Very quickly though, he comes back, starts telling jokes, winding people up on social media and making podcasts from his car to rival Peter Kay.
Recently, he sent me these moving and ultimately inspiring poems. Neither have titles but if you have ever suffered anxiety and depression they are worth reading.
Martin now tries to help sufferers. Good on him.
And thank you to The Dook and The Foz for being my mates.
Darkness falls across the land,
I no longer see your smile.
That of which once came to light,
Now appears to be no more.
The world we came to love has turned to rock,
The seas are all dried up.
The winds are fiery like furnace heat,
To hot for fragile human skin.
I feel my body changing,
But not like seasons – they are no more.
I feel a shuffle on this mortal coil,
I know that it’s my time.
I take one look at what I once knew,
And now I see you in the distance.
The girl I knew was in fact,
The Reaper in disguise.
She’s here to take to me to a place,
That I have never known.
Will it be like what we’re told,
Or just a re run of what was before.
Hell is not a mythical place,
It’s somewhere in which we know.
It’s in our heads
It’s on this earth.
We live in it every day.
I wrote this more than two years ago and never shared it, ’til now. Hope you like it …

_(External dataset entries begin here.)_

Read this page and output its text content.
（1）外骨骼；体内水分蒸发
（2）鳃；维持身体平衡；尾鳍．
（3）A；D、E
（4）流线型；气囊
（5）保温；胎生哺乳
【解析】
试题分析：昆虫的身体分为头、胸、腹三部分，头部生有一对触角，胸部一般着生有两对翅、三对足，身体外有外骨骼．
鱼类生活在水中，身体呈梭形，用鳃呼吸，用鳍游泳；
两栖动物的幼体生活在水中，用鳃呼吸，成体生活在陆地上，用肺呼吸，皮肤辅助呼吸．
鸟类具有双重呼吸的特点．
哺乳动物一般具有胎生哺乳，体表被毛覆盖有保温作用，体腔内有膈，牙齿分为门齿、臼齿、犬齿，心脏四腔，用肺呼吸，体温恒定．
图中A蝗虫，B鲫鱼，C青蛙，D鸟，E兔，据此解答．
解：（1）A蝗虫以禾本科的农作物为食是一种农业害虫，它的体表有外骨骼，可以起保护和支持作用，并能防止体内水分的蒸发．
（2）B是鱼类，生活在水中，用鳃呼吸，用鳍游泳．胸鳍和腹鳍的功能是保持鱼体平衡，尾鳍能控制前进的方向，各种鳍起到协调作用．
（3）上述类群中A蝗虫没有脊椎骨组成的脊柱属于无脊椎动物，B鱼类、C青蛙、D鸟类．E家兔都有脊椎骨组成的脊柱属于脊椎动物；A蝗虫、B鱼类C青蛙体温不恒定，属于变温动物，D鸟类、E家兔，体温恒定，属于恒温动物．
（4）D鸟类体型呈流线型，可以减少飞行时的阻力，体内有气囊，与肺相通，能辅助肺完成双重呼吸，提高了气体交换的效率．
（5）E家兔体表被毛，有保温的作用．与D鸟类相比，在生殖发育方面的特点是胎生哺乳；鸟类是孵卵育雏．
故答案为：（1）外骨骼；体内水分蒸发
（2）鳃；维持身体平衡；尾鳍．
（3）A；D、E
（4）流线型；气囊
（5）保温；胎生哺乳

For the hands of time move on,
as I sit and ponder
what was and what could have been.
My goal in life is to see happiness on faces
But in the mirror it does not show.
For everyday I meet my goal,
when internal feelings do not glow.
I may not speak, when my mind runs wild.
But the words I write, speak in volume.
I want people to smile,
I want people to be happy.
The hands of time move on,
they show no sign of fatigue.
Yet my mind is damaged and my time is broken
Is this the end I see?
Could it really be nigh?
For the bell has rung, my last order is upon.
I’m weary, I’m broken,
I’m down and I’m used.
I need to find my happiness out of the darkness i am prisoned.
Listen to these word, take note of what I write.
For happiness is key, for all to be free.
#poetry #depression #art #survival #inspiration #ghosts #ruehill #staffordshire #shropshireunioncanal
One Reply to “How poet Martin puts up his dooks and laughs his way through depression …”
I enjoyed this article about the joy of long and happy friendships. I also appreciate the poems that Martin has shared. Thanks, Martin.